Premier congé de maladie de M. Luckman

[38] M. Luckman a pris un congé de maladie le 5 mai 2017 pour recevoir un traitement contre son cancer. Ce congé de maladie est devenu un congé d’invalidité de courte durée (ICD), qui a été approuvé par l’assureur de l’intimée, Manuvie.

[39] Le 17 mai 2017, M. Luckman a subi avec succès une intervention chirurgicale visant à retirer huit ganglions lymphatiques. Il s’agissait là d’une opération lourde, qui exigeait une longue période de convalescence. M. Luckman est resté à l’hôpital quatre jours avant d’obtenir son congé. Par la suite, il avait régulièrement des rendez‑vous de suivi avec son chirurgien, son médecin de famille, son physiothérapeute et son infirmière. Son congé de maladie a été prolongé par son médecin le 16 août, puis le 18 septembre.

Le retour au travail de M. Luckman

[40] M. Luckman a commencé un retour progressif au travail le 1er octobre 2017 dans le cadre d’un plan qui, selon l’intimée, avait été entièrement conçu par Manuvie et ses médecins. Diana Galvis, gestionnaire des ressources humaines de Bell, a confirmé que l’intimée n’avait pas participé à l’élaboration du plan de retour au travail. Le plan prévoyait que M. Luckman travaillerait deux jours non consécutifs la première semaine, puis trois jours non consécutifs la deuxième semaine, puis quatre jours la troisième semaine et 22,5 heures la quatrième semaine. Le retour à une semaine de travail complète était fixé au 10 novembre 2017.

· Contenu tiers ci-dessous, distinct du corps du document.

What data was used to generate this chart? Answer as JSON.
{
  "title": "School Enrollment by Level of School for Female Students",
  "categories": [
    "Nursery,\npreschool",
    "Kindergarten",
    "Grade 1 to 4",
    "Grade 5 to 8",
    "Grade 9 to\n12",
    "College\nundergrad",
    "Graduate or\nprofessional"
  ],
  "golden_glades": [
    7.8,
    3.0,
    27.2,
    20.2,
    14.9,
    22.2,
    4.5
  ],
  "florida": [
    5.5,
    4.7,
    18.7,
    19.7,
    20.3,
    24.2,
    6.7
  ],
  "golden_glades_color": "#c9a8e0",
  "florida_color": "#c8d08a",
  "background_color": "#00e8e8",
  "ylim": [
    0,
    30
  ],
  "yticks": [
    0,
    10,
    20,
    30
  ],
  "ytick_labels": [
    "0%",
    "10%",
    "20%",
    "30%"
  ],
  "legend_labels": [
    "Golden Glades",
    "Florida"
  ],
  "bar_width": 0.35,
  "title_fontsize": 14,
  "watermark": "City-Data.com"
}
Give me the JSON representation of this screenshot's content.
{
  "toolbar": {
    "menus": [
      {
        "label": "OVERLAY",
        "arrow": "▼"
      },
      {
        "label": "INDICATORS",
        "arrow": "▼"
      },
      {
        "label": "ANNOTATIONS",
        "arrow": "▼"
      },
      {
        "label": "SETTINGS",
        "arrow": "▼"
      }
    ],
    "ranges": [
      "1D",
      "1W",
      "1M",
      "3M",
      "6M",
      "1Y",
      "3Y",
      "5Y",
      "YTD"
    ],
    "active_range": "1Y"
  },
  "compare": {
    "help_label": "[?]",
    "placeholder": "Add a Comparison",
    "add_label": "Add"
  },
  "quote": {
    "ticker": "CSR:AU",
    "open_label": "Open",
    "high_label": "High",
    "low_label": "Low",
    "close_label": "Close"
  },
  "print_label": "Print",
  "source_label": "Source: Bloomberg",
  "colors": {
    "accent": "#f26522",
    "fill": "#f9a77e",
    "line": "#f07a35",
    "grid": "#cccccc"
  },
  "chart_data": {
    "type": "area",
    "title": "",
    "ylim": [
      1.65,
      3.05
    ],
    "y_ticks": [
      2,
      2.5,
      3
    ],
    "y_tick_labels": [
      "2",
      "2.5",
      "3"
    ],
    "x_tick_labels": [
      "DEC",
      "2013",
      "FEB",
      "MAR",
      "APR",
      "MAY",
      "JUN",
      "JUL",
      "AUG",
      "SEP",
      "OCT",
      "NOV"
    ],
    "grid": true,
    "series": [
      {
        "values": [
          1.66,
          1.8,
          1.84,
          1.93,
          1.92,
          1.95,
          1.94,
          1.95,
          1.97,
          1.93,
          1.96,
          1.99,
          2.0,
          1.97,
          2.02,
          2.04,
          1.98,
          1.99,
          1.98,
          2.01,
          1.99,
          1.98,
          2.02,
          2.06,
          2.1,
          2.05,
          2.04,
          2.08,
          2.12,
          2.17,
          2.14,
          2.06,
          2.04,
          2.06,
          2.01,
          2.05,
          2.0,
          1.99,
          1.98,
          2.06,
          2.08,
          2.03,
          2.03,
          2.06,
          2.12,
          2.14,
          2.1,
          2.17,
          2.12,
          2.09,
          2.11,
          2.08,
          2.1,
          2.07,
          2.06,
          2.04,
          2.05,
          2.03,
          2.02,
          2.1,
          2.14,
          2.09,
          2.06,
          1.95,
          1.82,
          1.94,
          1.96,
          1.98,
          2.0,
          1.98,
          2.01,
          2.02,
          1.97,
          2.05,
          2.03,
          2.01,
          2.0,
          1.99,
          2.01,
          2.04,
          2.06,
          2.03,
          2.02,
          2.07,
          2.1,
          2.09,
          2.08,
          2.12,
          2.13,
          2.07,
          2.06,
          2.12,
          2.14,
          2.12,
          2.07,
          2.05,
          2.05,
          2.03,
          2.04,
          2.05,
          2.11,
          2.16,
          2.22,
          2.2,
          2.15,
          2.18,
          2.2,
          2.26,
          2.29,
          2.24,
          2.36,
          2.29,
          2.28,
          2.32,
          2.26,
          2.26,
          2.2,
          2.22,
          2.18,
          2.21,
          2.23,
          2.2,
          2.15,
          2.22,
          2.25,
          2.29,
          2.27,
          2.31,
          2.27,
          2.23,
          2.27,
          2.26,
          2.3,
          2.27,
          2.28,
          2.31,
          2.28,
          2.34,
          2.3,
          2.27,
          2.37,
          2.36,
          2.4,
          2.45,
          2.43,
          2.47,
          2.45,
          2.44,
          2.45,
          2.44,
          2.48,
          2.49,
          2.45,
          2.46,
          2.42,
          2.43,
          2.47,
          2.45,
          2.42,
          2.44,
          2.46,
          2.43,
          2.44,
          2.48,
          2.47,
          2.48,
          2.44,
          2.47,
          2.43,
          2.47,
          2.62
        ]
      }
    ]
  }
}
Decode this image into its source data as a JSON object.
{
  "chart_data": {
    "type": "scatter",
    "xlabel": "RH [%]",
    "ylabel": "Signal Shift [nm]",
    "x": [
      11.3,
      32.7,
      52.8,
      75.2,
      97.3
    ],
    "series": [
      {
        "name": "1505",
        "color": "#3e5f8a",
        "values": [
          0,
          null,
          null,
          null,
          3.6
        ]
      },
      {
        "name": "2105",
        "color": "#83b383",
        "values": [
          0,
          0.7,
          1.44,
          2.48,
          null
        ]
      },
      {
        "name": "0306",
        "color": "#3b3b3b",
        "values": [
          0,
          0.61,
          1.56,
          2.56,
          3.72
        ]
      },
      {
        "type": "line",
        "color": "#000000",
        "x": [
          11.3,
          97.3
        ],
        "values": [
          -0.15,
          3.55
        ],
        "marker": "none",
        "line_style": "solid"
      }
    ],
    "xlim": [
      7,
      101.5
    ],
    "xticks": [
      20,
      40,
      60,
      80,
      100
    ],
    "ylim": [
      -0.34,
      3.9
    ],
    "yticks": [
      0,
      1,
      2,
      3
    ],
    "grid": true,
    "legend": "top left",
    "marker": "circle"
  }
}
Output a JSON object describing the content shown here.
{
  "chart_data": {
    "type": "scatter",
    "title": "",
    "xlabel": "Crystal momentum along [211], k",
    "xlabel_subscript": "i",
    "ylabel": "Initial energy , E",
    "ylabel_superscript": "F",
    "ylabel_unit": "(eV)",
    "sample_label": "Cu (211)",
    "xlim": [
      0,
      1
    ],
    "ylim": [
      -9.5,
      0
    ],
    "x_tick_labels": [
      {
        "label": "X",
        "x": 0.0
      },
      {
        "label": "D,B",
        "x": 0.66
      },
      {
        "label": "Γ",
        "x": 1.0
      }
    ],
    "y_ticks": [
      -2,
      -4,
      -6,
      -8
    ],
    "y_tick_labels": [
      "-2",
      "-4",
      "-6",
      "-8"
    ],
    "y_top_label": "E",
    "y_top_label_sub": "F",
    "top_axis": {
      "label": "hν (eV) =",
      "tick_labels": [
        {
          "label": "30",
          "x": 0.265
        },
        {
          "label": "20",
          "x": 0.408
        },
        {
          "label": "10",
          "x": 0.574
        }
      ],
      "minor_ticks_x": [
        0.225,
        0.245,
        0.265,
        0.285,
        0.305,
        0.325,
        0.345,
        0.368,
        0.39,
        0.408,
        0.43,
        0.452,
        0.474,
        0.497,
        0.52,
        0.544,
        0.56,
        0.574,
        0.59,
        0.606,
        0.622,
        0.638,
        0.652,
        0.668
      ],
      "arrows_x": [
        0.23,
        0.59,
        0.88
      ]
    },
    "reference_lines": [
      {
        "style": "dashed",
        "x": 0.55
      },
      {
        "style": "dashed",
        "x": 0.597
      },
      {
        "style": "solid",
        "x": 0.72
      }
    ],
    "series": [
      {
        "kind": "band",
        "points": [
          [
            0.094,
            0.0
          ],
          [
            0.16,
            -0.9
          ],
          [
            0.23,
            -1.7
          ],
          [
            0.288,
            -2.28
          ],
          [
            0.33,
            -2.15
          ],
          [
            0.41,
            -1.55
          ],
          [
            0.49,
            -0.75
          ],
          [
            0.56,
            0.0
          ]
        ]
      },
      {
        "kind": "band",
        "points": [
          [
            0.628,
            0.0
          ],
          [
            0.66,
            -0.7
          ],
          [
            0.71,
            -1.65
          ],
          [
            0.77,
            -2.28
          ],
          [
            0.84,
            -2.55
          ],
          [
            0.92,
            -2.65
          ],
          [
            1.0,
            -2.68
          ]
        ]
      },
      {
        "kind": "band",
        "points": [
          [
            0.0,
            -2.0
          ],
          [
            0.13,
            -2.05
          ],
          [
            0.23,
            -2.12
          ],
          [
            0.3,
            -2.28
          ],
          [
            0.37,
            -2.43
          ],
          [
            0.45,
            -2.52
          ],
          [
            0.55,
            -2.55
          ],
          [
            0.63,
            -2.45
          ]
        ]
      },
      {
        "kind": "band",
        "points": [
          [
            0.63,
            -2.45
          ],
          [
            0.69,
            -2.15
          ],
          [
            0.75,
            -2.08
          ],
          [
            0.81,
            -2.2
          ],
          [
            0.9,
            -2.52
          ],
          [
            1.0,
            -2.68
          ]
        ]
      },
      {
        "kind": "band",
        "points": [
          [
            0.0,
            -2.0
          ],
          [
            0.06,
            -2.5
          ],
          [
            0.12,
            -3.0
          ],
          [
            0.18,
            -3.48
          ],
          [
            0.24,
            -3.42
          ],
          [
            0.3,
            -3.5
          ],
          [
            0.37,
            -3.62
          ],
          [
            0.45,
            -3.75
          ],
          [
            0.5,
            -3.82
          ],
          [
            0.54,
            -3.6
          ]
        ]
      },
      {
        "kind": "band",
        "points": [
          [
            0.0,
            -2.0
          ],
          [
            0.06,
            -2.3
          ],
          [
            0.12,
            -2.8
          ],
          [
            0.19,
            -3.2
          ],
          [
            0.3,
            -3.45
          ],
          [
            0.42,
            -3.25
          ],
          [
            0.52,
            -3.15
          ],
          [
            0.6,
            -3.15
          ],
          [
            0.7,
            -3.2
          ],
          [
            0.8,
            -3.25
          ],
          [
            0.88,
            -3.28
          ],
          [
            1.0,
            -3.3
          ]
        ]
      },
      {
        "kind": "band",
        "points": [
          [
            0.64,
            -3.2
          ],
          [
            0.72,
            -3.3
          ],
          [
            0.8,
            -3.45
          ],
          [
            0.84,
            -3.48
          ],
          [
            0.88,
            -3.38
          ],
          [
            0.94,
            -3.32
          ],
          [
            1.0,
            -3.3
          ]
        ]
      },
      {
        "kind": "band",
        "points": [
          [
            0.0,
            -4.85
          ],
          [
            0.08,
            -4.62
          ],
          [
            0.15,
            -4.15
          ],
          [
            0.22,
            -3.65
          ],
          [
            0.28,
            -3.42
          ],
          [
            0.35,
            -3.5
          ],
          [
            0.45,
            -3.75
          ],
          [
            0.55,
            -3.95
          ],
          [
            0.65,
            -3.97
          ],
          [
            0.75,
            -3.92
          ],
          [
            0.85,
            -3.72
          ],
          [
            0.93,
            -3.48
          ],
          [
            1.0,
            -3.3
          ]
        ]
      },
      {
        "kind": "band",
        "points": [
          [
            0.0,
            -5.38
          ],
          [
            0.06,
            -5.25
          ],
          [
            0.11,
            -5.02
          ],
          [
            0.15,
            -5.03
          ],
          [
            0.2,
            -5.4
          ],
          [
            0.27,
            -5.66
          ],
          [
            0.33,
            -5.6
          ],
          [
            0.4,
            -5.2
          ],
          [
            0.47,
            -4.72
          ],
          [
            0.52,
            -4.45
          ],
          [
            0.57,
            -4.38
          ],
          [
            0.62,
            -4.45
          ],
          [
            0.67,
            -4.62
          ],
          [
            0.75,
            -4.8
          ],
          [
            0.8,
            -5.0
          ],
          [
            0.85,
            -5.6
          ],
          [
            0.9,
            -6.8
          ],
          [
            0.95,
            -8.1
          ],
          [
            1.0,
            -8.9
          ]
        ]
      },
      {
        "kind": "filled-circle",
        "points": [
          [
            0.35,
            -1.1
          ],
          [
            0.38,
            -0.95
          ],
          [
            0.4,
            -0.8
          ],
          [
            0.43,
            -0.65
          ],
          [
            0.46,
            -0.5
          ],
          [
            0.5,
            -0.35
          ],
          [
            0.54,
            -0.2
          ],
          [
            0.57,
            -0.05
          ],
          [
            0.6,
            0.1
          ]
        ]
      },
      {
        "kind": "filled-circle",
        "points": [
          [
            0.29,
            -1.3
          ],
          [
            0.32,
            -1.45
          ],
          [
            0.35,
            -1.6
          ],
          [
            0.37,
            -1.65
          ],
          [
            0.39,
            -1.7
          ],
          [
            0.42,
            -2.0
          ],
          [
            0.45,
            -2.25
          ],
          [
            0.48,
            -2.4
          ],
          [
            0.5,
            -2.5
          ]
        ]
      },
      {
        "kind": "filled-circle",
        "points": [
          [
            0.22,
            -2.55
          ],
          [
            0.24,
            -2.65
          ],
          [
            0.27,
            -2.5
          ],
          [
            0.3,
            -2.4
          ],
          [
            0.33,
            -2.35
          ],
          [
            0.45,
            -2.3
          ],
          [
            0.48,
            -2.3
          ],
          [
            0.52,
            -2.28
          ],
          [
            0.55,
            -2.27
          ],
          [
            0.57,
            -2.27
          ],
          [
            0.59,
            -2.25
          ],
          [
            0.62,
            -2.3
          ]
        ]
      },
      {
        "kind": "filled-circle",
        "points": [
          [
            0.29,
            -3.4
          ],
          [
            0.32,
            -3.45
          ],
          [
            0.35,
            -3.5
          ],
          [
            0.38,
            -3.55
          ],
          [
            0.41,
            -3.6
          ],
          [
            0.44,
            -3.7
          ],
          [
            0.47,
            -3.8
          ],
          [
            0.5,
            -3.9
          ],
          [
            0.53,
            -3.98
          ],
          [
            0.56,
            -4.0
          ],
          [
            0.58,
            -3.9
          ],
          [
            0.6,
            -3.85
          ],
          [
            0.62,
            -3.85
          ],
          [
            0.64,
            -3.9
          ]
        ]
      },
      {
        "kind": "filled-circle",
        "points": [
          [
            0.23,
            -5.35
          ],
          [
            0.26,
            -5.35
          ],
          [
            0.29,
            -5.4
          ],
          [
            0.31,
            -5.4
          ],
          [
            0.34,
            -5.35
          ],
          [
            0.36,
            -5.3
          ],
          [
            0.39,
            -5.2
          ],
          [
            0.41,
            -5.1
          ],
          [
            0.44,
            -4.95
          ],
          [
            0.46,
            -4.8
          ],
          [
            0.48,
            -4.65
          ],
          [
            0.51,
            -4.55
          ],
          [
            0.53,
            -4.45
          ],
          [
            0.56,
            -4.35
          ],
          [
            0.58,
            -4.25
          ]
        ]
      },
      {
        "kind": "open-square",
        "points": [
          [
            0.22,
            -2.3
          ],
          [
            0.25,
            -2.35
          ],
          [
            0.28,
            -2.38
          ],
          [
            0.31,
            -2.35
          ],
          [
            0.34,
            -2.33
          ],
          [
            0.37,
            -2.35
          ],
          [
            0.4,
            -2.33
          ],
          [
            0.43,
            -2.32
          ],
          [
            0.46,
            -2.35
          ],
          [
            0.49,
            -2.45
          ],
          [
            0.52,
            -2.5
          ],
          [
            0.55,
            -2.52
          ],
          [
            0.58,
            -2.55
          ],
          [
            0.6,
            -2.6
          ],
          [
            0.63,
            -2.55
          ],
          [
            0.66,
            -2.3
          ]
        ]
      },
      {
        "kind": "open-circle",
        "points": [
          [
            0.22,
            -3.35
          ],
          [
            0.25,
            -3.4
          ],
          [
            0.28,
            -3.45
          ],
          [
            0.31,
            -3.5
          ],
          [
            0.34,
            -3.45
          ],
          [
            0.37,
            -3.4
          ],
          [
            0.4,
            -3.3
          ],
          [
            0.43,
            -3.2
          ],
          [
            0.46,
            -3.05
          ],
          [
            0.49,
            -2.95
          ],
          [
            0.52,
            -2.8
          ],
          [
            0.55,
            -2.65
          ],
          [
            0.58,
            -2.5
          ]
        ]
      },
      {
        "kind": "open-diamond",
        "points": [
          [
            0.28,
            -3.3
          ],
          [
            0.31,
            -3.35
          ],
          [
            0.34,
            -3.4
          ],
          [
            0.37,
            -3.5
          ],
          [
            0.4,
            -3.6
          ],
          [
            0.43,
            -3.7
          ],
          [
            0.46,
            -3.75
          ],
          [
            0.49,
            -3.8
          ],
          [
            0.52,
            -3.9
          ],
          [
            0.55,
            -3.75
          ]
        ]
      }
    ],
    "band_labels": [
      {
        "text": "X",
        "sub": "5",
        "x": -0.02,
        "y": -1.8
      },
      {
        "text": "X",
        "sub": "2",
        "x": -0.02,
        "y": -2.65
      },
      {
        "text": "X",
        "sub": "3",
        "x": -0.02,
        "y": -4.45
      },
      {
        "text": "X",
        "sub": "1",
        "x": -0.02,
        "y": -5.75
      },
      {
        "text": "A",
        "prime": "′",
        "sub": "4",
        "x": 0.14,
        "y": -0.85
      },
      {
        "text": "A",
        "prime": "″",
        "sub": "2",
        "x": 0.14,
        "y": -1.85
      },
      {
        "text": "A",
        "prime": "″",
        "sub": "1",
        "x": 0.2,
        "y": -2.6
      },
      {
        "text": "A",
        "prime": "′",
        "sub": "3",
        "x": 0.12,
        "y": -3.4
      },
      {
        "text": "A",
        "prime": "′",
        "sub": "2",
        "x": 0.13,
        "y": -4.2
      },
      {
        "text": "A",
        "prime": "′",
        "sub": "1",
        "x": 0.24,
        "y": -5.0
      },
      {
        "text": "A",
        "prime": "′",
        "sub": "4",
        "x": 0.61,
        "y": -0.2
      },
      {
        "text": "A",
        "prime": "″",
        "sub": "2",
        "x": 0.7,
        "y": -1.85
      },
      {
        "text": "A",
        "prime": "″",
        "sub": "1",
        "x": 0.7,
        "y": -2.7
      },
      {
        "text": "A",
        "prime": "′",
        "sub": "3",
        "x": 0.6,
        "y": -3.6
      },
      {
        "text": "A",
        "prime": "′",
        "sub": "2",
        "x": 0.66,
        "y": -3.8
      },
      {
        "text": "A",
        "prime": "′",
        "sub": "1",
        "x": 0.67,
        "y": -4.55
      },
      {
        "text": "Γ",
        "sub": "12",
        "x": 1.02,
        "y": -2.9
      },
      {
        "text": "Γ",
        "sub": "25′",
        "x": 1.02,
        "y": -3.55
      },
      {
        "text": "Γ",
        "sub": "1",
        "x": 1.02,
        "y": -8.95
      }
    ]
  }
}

[41] Les témoins de l’intimée ont déclaré que les comptes de M. Luckman avaient continué d’être gérés par Loreena Percy et Stephanie Burrows lorsqu’il était retourné au travail. Bell a déclaré qu’elle ne voulait pas perturber les clients en transférant les comptes à différents gestionnaires du développement des entreprises. La seule tâche particulière que M. Luckman se soit vu confier consistait à travailler avec une équipe à un grand projet de demande de renseignements d’un conseil scolaire de l’Ontario.

[42] M. Luckman a témoigné que, peu de temps après son retour, ses clients avaient appris qu’il était revenu et, selon ses propres mots, l’avaient [traduction] « bombardé » d’appels téléphoniques où ils lui adressaient diverses demandes de renseignements sur leurs comptes. Il a dit que son retour au travail n’a pas été graduel. Il a ajouté qu’il était dépassé par les exigences du travail et qu’il avait dû retourner en congé de maladie.

[43] M. Zankowicz a affirmé qu’il ne savait pas que les clients de M. Luckman communiquaient avec lui ni qu’ils pouvaient même le faire. Il semble n’avoir effectué aucun suivi du retour au travail de M. Luckman, car il a déclaré dans son témoignage que Bell [traduction] « a[vait] sans doute » adhéré au plan de retour progressif au travail de Manuvie.

[44] M. Luckman a précisé qu’à la fin d’octobre 2017, il avait soulevé auprès de M. Zankowicz la question du volume et de la nature de son travail. Mais l’intimée n’a offert aucune mesure d’adaptation à M. Luckman. M. Zankowicz a laissé entendre que M. Luckman pourrait retourner en congé d’ICD.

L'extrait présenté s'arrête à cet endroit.